In article <1244@homxc.UUCP> dwc@homxc.UUCP (Malaclypse the Elder) writes:
>
>. . .  for one, i have been
>thinking of the amount of copying that is done in passing
>data through the various layers of network protocols.  perhaps
>with a very LARGE kernel address space and suitable alignment
>of data structures, this data can be memory-mapped through the
>different layers instead of copied.
>
>i haven't really thought much about it.  what do people think?
>

The only times that data copies are necessary in protocol
implementations are

  1) Crossing security/consistency boundries, such as from the user
     address space to the kernel.

and

  2) When a layer adds cruft such as headers to unaligned packets,
     such as when an IP header gets shoved in front of a TCP packet.

passing the packet from one layer to another can easily be done by
passing pointers to the start of the packet.

There are work arounds which can limit the amount of copying necessary
in both cases, and they buy various amounts of performance on various
architectures.  They can almost all be implemented with no more kernel
memory than the amount necessary to buffer all of the packets you want
buffered + one maximum packet worth for crufty things, so the amount
of kernel address space only has to be large if you intend to hold a
lot of data.

An example (hack) workaround for boundry crossing is to require
applications to page align buffers and use copy on write.  (You can
also set the system up so only data is in the user buffer and not care
until transmission time what the application does with it, but if the
application unmaps the page, cleanup is a bother.)

A workaround for packet forming is to use scatter/gather i/o in the
hardware controllers and build pointer structures like:

Some_Packet ->  Layer_1_header  ->  (body of header)
                Layer_2_header  ->  (not necessarily contiguous body)
                .     .      .
                Layer_N_header  ->  (somewhere other altogether)
                Body            ->  (Data in user address space)

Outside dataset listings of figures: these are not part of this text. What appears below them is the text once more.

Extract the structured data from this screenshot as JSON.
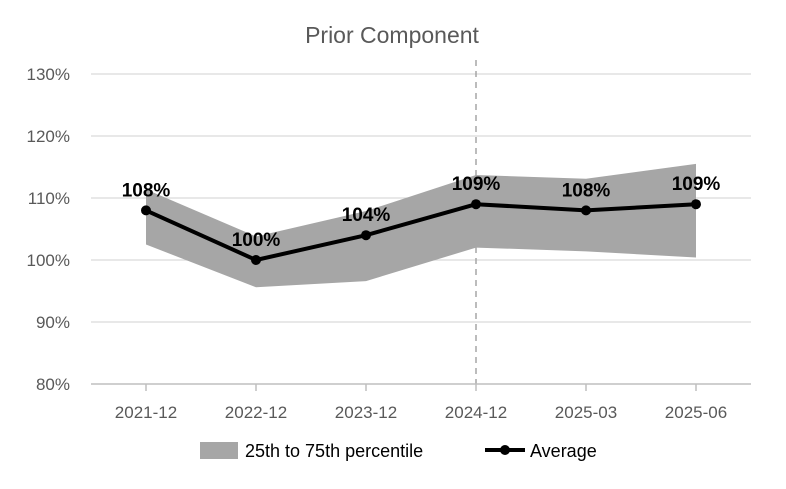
{
  "chart_data": {
    "type": "line",
    "title": "Prior Component",
    "categories": [
      "2021-12",
      "2022-12",
      "2023-12",
      "2024-12",
      "2025-03",
      "2025-06"
    ],
    "series": [
      {
        "name": "Average",
        "values": [
          108,
          100,
          104,
          109,
          108,
          109
        ],
        "labels": [
          "108%",
          "100%",
          "104%",
          "109%",
          "108%",
          "109%"
        ],
        "color": "#000000"
      }
    ],
    "band": {
      "name": "25th to 75th percentile",
      "lower": [
        102.5,
        95.6,
        96.6,
        102,
        101.4,
        100.4
      ],
      "upper": [
        111.4,
        103.8,
        107.9,
        113.7,
        113.1,
        115.5
      ],
      "color": "#a6a6a6"
    },
    "y_ticks": [
      "80%",
      "90%",
      "100%",
      "110%",
      "120%",
      "130%"
    ],
    "ylim": [
      80,
      130
    ],
    "y_tick_values": [
      80,
      90,
      100,
      110,
      120,
      130
    ],
    "vertical_marker_category": "2024-12",
    "grid": true,
    "legend_position": "bottom",
    "xlabel": "",
    "ylabel": ""
  }
}
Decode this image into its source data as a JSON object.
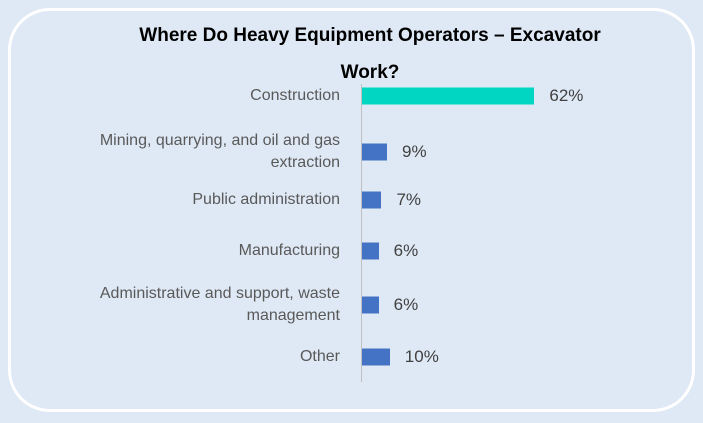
{
  "chart_data": {
    "type": "bar",
    "orientation": "horizontal",
    "title": "Where Do Heavy Equipment Operators – Excavator Work?",
    "categories": [
      "Construction",
      "Mining, quarrying, and oil and gas extraction",
      "Public administration",
      "Manufacturing",
      "Administrative and support, waste management",
      "Other"
    ],
    "values": [
      62,
      9,
      7,
      6,
      6,
      10
    ],
    "value_labels": [
      "62%",
      "9%",
      "7%",
      "6%",
      "6%",
      "10%"
    ],
    "colors": [
      "#00d6c1",
      "#4472c4",
      "#4472c4",
      "#4472c4",
      "#4472c4",
      "#4472c4"
    ]
  }
}
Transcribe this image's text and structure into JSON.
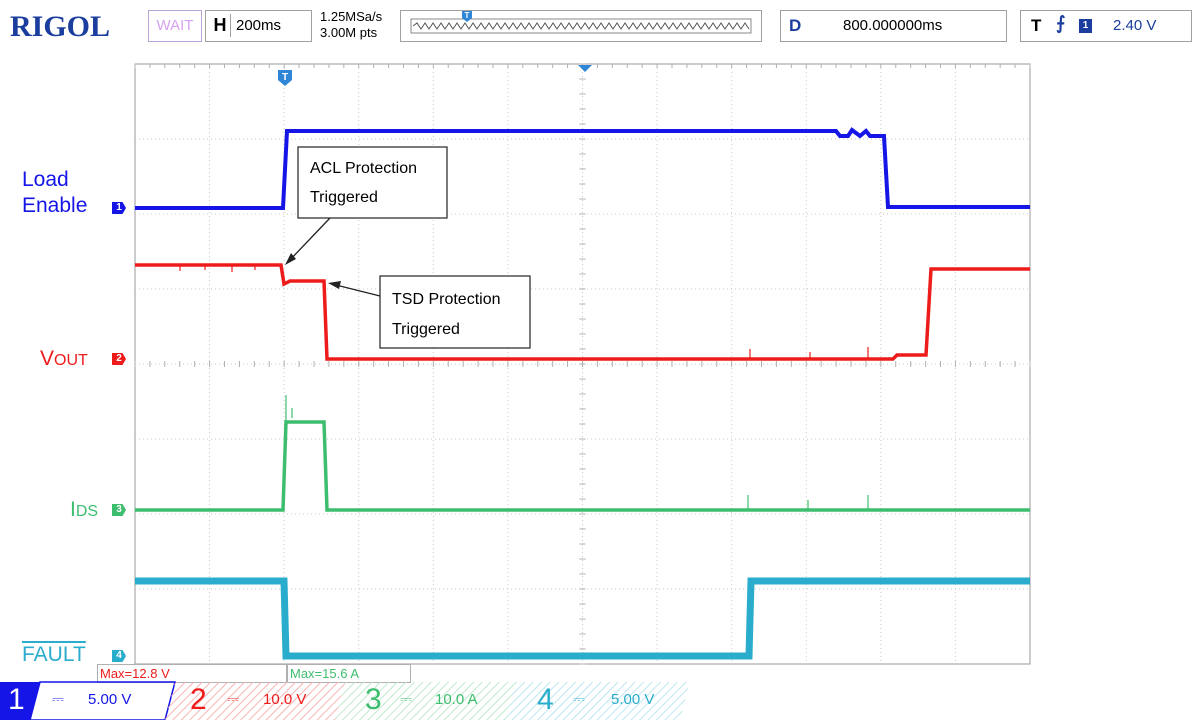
{
  "topbar": {
    "brand": "RIGOL",
    "status": "WAIT",
    "horizontal_key": "H",
    "horizontal_scale": "200ms",
    "sample_rate": "1.25MSa/s",
    "memory_depth": "3.00M pts",
    "delay_key": "D",
    "delay_value": "800.000000ms",
    "trigger_key": "T",
    "trigger_channel": "1",
    "trigger_level": "2.40 V"
  },
  "labels": {
    "load_line1": "Load",
    "load_line2": "Enable",
    "vout_v": "V",
    "vout_sub": "OUT",
    "ids_i": "I",
    "ids_sub": "DS",
    "fault": "FAULT"
  },
  "markers": {
    "ch1": "1",
    "ch2": "2",
    "ch3": "3",
    "ch4": "4",
    "trigger": "T"
  },
  "annotations": {
    "acl_line1": "ACL Protection",
    "acl_line2": "Triggered",
    "tsd_line1": "TSD Protection",
    "tsd_line2": "Triggered"
  },
  "measurements": {
    "ch2_max": "Max=12.8 V",
    "ch3_max": "Max=15.6 A"
  },
  "channels": [
    {
      "num": "1",
      "coupling": "⎓",
      "scale": "5.00 V",
      "color": "#1515e8"
    },
    {
      "num": "2",
      "coupling": "⎓",
      "scale": "10.0 V",
      "color": "#ee1b1b"
    },
    {
      "num": "3",
      "coupling": "⎓",
      "scale": "10.0 A",
      "color": "#3dbd6e"
    },
    {
      "num": "4",
      "coupling": "⎓",
      "scale": "5.00 V",
      "color": "#2aaccc"
    }
  ],
  "colors": {
    "brand": "#1a3d9e",
    "ch1": "#1515e8",
    "ch2": "#ee1b1b",
    "ch3": "#3dbd6e",
    "ch4": "#2aaccc",
    "grid": "#c8c8c8"
  }
}
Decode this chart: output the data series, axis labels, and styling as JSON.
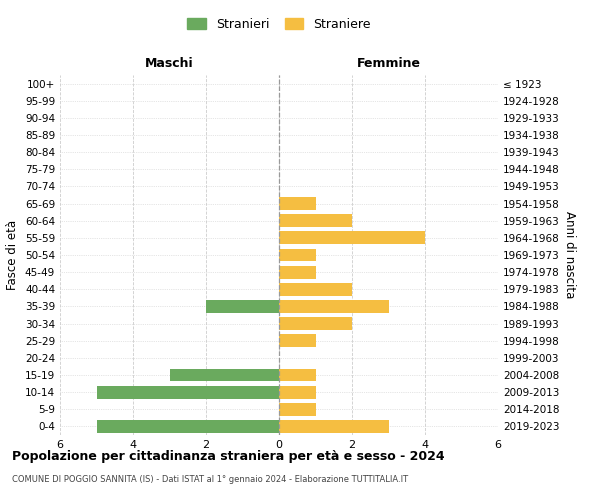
{
  "age_groups": [
    "0-4",
    "5-9",
    "10-14",
    "15-19",
    "20-24",
    "25-29",
    "30-34",
    "35-39",
    "40-44",
    "45-49",
    "50-54",
    "55-59",
    "60-64",
    "65-69",
    "70-74",
    "75-79",
    "80-84",
    "85-89",
    "90-94",
    "95-99",
    "100+"
  ],
  "birth_years": [
    "2019-2023",
    "2014-2018",
    "2009-2013",
    "2004-2008",
    "1999-2003",
    "1994-1998",
    "1989-1993",
    "1984-1988",
    "1979-1983",
    "1974-1978",
    "1969-1973",
    "1964-1968",
    "1959-1963",
    "1954-1958",
    "1949-1953",
    "1944-1948",
    "1939-1943",
    "1934-1938",
    "1929-1933",
    "1924-1928",
    "≤ 1923"
  ],
  "maschi": [
    5,
    0,
    5,
    3,
    0,
    0,
    0,
    2,
    0,
    0,
    0,
    0,
    0,
    0,
    0,
    0,
    0,
    0,
    0,
    0,
    0
  ],
  "femmine": [
    3,
    1,
    1,
    1,
    0,
    1,
    2,
    3,
    2,
    1,
    1,
    4,
    2,
    1,
    0,
    0,
    0,
    0,
    0,
    0,
    0
  ],
  "maschi_color": "#6aaa5e",
  "femmine_color": "#f5be41",
  "title": "Popolazione per cittadinanza straniera per età e sesso - 2024",
  "subtitle": "COMUNE DI POGGIO SANNITA (IS) - Dati ISTAT al 1° gennaio 2024 - Elaborazione TUTTITALIA.IT",
  "ylabel_left": "Fasce di età",
  "ylabel_right": "Anni di nascita",
  "xlabel_maschi": "Maschi",
  "xlabel_femmine": "Femmine",
  "legend_stranieri": "Stranieri",
  "legend_straniere": "Straniere",
  "xlim": 6,
  "background_color": "#ffffff",
  "grid_color": "#cccccc"
}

And then pass &Some_Packet around to the various layers and let them
build all of the cruft they want by filling in pointers (or not, if
this layer doesn't need to do anything for this packet.)  If the
controller can handle the scatter/gather, than there is a big
performance win; even if it can't, much copying can be avoided at a
fairly small cost in the device drivers.

This doesn't add (much) to the amount of kernel address space you use
for buffers, which you may want to make large for other reasons.